Шукшин Василий

Самые первые воспоминания

Василий Шукшин

Самые первые воспоминания

Я начинаю помнить себя с такого случая.

Знойный полдень. Сенокос. В селе, на улицах - ни души. Только иногда по улице проскочит верховой или протарахтят дрожки, и опять надолго установится сухая, горячая тишина.

Я сижу на дороге в мягкой шелковистой пыли, стряпаю пирожки. Это делается просто: надо принести из дома ковш воды и эту воду понемножку плескать в пыль. Образуются вязкие комочки грязи. Из них-то и лепятся пирожки. Но пирожки пирожками... Делаются они для того, чтобы разложить их потом рядком поперек дороги и ждать, когда поедет какой-нибудь мужик. Ждать приходится подолгу. Наконец в конце улицы показался мужик на телеге. Я залезаю в крапиву у прясла (крапива у нас растет высокая, в рост человеческий, и жалит только ее верхняя часть. Внизу же можно спокойно спрятаться) и оттуда смотрю, как приближается телега. Она все ближе, ближе... У меня замирает сердце: сейчас проедет по моим пирожкам. Мужик увидел пирожки, оглянулся по сторонам, лениво подстегнул коня... Я с каким-то непостижимым трепетным волнением вижу, как сперва лошадиные ноги расшвыривают мои пирожки, потом по ним проехали четыре колеса. Выскакиваю из крапивы и стою над пирожками. Почти все погибли. Те, что с краю, уцелели, а средние все погибли. Снова принимаюсь стряпать и выстраивать рядок поперек дороги. Есть в этой работе какой-то смысл. Наверно. Вот что: мужик до последнего момента не видит мои пирожки на дороге, а я знаю, что они лежат там, и я знаю также, что, увидев их, мужик оглянется. Я это знаю и заранее жду; когда он оглянется. И меня охватывает сладостный восторг и волнение, когда он оглядывается. И еще - очень приятно сидеть в пыли. У меня, конечно, на ногах "цыпки", но это уже больше беспокоит маму. Вечером она будет отмывать меня у колодца.

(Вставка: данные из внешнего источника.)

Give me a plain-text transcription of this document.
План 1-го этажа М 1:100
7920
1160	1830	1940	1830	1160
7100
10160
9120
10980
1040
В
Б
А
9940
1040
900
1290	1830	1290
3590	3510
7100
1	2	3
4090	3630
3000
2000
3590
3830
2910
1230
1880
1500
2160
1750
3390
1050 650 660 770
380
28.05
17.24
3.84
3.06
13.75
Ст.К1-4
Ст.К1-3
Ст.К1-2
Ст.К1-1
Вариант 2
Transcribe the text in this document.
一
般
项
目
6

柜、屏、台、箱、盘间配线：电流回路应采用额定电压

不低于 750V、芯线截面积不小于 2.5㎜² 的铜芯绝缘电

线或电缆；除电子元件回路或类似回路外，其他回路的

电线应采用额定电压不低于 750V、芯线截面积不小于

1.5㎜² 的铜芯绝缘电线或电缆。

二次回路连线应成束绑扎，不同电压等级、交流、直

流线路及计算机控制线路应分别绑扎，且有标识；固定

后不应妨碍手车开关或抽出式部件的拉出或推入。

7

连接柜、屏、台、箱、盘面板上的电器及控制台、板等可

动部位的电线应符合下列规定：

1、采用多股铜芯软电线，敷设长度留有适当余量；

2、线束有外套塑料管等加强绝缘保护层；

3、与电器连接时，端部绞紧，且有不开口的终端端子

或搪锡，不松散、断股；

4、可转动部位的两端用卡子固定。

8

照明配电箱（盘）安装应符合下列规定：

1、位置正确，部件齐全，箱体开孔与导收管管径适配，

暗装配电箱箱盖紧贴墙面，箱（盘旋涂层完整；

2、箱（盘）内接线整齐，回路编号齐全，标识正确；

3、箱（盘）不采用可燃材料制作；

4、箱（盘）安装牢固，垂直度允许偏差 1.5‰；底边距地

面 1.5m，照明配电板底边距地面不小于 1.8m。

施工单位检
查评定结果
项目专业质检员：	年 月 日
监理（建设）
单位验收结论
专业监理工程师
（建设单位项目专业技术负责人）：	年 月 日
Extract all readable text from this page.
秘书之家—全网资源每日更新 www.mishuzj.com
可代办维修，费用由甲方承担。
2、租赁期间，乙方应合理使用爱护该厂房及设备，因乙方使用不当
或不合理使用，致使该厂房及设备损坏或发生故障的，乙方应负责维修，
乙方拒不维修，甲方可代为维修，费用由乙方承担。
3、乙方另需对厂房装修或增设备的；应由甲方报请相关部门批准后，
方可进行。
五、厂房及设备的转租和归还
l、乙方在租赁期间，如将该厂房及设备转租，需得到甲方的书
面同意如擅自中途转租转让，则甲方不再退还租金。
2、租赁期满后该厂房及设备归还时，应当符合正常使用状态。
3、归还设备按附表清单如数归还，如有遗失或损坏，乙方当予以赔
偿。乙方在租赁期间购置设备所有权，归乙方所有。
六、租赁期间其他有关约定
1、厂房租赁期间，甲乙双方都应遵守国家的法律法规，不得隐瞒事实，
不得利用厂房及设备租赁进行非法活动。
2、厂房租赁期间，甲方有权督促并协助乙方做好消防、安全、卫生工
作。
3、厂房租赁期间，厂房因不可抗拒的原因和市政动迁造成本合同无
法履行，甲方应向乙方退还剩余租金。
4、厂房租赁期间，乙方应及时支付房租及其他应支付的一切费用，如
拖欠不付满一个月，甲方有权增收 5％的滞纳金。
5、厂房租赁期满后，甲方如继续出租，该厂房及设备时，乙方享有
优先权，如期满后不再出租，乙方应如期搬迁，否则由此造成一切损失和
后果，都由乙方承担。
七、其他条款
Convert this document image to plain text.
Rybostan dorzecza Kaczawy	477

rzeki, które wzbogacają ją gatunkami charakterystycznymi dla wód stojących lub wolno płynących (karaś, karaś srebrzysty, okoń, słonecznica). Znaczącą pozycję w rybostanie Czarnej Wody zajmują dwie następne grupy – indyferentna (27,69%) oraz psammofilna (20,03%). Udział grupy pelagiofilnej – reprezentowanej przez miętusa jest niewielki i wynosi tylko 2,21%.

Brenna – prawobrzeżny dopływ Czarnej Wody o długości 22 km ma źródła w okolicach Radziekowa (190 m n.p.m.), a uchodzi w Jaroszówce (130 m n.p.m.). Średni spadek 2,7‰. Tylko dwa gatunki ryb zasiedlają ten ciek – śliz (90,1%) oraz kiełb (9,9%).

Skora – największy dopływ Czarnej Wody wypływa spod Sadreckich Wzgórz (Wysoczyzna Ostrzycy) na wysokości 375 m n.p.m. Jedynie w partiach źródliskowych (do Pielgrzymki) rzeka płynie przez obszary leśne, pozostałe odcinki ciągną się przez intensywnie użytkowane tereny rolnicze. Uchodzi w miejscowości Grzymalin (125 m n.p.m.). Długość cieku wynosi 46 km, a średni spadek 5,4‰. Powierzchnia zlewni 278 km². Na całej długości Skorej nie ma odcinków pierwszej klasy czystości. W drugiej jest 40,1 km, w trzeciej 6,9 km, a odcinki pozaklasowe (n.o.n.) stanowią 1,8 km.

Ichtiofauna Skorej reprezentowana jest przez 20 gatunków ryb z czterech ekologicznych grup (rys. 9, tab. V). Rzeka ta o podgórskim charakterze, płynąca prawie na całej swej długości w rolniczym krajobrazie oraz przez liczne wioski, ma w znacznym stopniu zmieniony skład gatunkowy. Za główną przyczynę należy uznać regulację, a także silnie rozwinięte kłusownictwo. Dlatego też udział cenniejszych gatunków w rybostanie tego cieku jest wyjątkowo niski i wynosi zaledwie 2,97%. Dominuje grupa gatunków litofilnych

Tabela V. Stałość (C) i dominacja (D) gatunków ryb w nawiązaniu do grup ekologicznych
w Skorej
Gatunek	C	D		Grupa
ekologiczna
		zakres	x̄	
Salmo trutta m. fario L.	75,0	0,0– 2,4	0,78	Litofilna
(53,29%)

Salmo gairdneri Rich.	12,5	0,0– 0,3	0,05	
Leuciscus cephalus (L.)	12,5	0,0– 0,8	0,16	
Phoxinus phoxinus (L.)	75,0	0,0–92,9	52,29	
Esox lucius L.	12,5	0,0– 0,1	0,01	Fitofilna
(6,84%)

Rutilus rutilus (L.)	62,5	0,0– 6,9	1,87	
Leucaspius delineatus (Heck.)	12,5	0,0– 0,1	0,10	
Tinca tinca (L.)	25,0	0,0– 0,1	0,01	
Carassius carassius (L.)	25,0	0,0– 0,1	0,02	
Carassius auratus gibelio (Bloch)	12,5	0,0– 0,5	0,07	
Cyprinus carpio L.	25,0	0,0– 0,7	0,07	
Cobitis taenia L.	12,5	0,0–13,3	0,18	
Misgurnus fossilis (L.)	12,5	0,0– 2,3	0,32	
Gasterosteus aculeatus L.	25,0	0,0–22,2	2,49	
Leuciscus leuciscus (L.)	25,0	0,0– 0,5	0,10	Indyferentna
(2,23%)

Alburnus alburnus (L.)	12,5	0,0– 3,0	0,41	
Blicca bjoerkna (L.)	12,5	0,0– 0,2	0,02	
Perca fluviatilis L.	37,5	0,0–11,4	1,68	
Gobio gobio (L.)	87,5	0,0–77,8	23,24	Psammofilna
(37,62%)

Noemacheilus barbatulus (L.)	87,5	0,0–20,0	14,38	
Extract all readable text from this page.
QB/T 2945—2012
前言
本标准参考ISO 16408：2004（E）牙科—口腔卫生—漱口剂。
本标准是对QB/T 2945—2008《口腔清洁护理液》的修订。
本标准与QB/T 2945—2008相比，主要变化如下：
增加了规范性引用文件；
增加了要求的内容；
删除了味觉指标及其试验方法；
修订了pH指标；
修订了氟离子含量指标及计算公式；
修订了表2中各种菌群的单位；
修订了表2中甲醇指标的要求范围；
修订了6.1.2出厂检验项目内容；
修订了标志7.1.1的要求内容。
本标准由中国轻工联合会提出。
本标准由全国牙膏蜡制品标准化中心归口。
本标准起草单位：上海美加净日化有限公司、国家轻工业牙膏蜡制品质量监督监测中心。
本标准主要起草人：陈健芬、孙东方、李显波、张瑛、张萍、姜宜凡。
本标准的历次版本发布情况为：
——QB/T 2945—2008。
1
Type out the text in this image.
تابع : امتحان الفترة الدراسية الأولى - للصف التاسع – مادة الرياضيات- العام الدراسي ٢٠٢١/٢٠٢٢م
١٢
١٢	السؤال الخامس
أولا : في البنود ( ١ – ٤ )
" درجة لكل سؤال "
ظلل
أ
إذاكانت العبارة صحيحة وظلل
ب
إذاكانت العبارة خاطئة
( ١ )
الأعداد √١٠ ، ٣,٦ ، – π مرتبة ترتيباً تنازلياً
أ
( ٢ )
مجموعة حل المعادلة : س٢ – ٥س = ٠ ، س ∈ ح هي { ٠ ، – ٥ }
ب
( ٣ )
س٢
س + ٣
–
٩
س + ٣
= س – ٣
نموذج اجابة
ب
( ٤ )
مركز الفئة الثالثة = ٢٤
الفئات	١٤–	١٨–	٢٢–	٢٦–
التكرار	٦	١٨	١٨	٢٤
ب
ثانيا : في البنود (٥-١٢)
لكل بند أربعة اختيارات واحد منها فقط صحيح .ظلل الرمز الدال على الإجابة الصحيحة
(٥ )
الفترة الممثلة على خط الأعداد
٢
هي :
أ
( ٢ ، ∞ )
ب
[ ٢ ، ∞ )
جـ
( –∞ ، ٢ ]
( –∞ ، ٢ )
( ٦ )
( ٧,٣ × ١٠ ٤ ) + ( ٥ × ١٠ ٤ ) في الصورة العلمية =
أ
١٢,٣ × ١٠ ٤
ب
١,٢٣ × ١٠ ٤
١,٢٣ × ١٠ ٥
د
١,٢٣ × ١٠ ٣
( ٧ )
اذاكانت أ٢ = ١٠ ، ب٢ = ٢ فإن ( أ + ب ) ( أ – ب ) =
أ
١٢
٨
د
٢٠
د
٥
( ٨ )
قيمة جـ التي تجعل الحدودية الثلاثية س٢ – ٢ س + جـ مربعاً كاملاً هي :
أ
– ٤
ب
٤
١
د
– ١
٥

Вот за таким-то занятием, когда я мирно сидел и стряпал пирожки, меня захватил соседский бычок. Он был бодливый, как черт, я его ужасно боялся. Мы, ребятишки, все его боялись. Мы его дразнили издалека, а когда он, нагнув голову, кидался на нас, мы разбегались, кто куда. А тут я, занятый за пирожками, проглядел его. Увидел, когда он был в шагах пяти. Он стоял и смотрел на меня. Я вскочил было, чтобы бежать, и тут же сел - ноги отказали. А телок взбрыкнул задними ногами, зловеще мэкнул и помчался ко мне. Я, кажется, заранее упал на спину. Он принялся катать меня по дороге. Я молчал. Потом ко мне вернулся голос, и я заорал. Заорал так, что телок отскочил, расставил передние ноги и долго и глупо смотрел на меня. Кто-то выскочил из избы и выручил меня.

Вечером в нашей избе появилась грязная сухая цыганка с большими вороватыми глазами. Я лежал на печке, а цыганка шуршала в кути, у печки, юбками и торопливо шептала. Мама с надеждой и подозрительно смотрела на нее. Цыганка растопила в ложке воск, вылила тот воск в стакан с водой - там образовался какой-то желтый бесформенный комочек. Цыганка торопливо закивала маленькой галочьей головой. Я не помню, что она говорила, что-то говорила. Помню как мама сказала: "Телок напугал-то, а не собака". Потом они говорили про нашего петуха. Цыганка почему-то кричала, мама тоже сердилась и говорила: "Ишь ты какая! Ишь ты!". Потом я выпил теплую воду из стакана, над которым колдовала цыганка и уснул. Потом помню себя за таким занятием.

Жилось нам тогда, видно, туго. Недоедали. Мама уходила на работу, а нас с сестрой оставляла у деда с бабкой. Там мы и ели. И вот... Дед строгает в завозне, бабка полет в огороде грядки.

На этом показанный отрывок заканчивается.